Но закат рода начался двумя годами раньше, когда один из предков сэнсэя, побежденный войсками собственных вассалов, умер своей смертью, что было немыслимым позором для потерпевшего поражение самурая — ему следовало немедленно покончить с собой. Но за него харакири совершил прадед сэнсэя по мужской линии, двоюродный брат отступника от самурайского кодекса чести, и этим поступком отчасти смыл пятно позора с имени семьи.
В тысяча девятьсот двенадцатом году покончил с собой прославленный японский полководец Марэскэ Ноги. Своей смертью он искупал ошибки, совершенные им во время русско-японской войны.
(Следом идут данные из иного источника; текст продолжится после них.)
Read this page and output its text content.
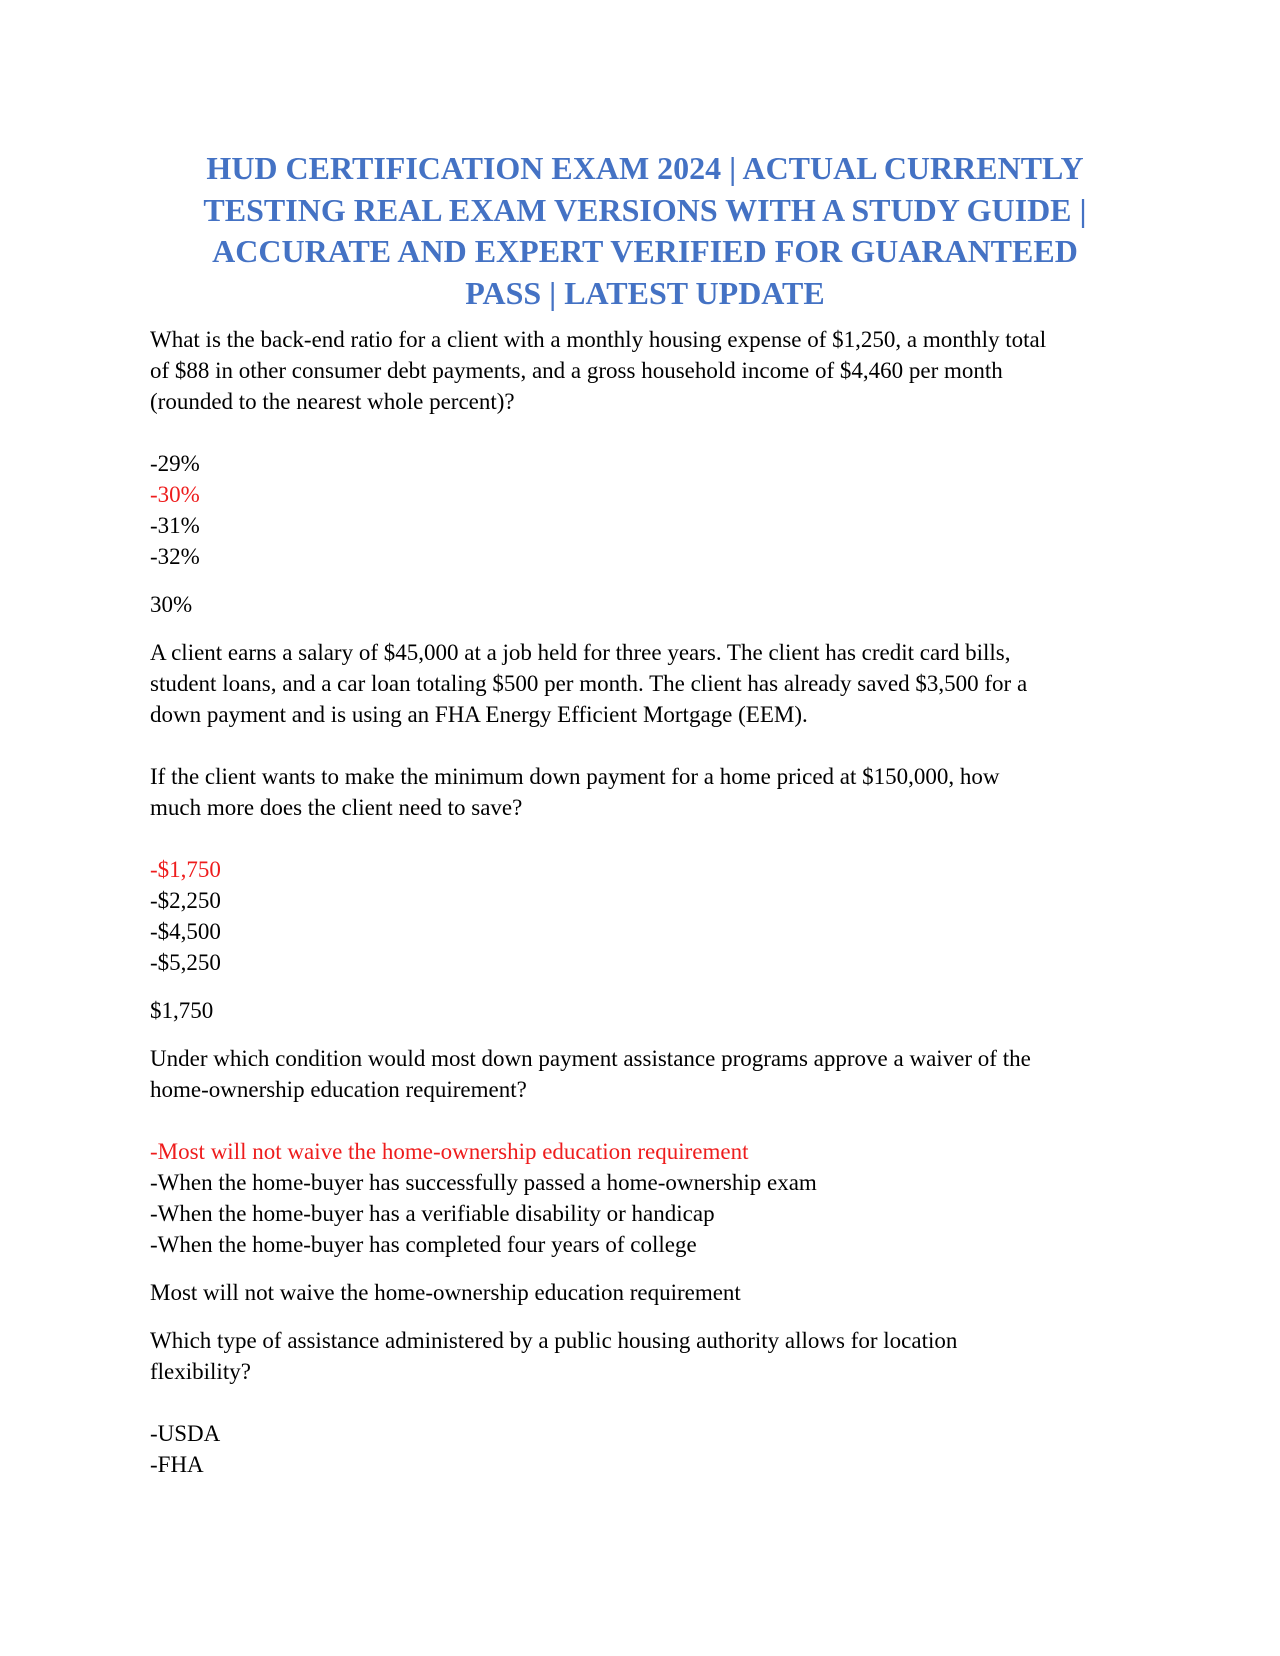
HUD CERTIFICATION EXAM 2024 | ACTUAL CURRENTLY
TESTING REAL EXAM VERSIONS WITH A STUDY GUIDE |
ACCURATE AND EXPERT VERIFIED FOR GUARANTEED
PASS | LATEST UPDATE
What is the back-end ratio for a client with a monthly housing expense of $1,250, a monthly total
of $88 in other consumer debt payments, and a gross household income of $4,460 per month
(rounded to the nearest whole percent)?
-29%
-30%
-31%
-32%
30%
A client earns a salary of $45,000 at a job held for three years. The client has credit card bills,
student loans, and a car loan totaling $500 per month. The client has already saved $3,500 for a
down payment and is using an FHA Energy Efficient Mortgage (EEM).
If the client wants to make the minimum down payment for a home priced at $150,000, how
much more does the client need to save?
-$1,750
-$2,250
-$4,500
-$5,250
$1,750
Under which condition would most down payment assistance programs approve a waiver of the
home-ownership education requirement?
-Most will not waive the home-ownership education requirement
-When the home-buyer has successfully passed a home-ownership exam
-When the home-buyer has a verifiable disability or handicap
-When the home-buyer has completed four years of college
Most will not waive the home-ownership education requirement
Which type of assistance administered by a public housing authority allows for location
flexibility?
-USDA
-FHA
Дед сэнсэя, бывший одним из ближайших соратников знаменитого военачальника, покончил с собой немедленно по получении известия о смерти своего командира и друга.
Отец сэнсэя во время Второй мировой войны защищал от американцев остров Сайпан. Японцы бились там с превосходящими силами противника до последнего, а когда поняли, что дальнейшее сопротивление невозможно, все покончили с собой, чтобы избежать позора.
Мать и сестры будущего сэнсэя погибли в Хиросиме во время американской атомной бомбардировки в тысяча девятьсот сорок пятом году. А мальчик, которого звали Токугава Кадзу, уцелел только потому, что находился в глухой горной деревне вместе со школой восточных единоборств, куда его, согласно древней самурайской традиции, отдали еще в детском возрасте.
По самурайскому кодексу чести оскорбленный самурай должен совершить харакири перед окнами дома своего обидчика.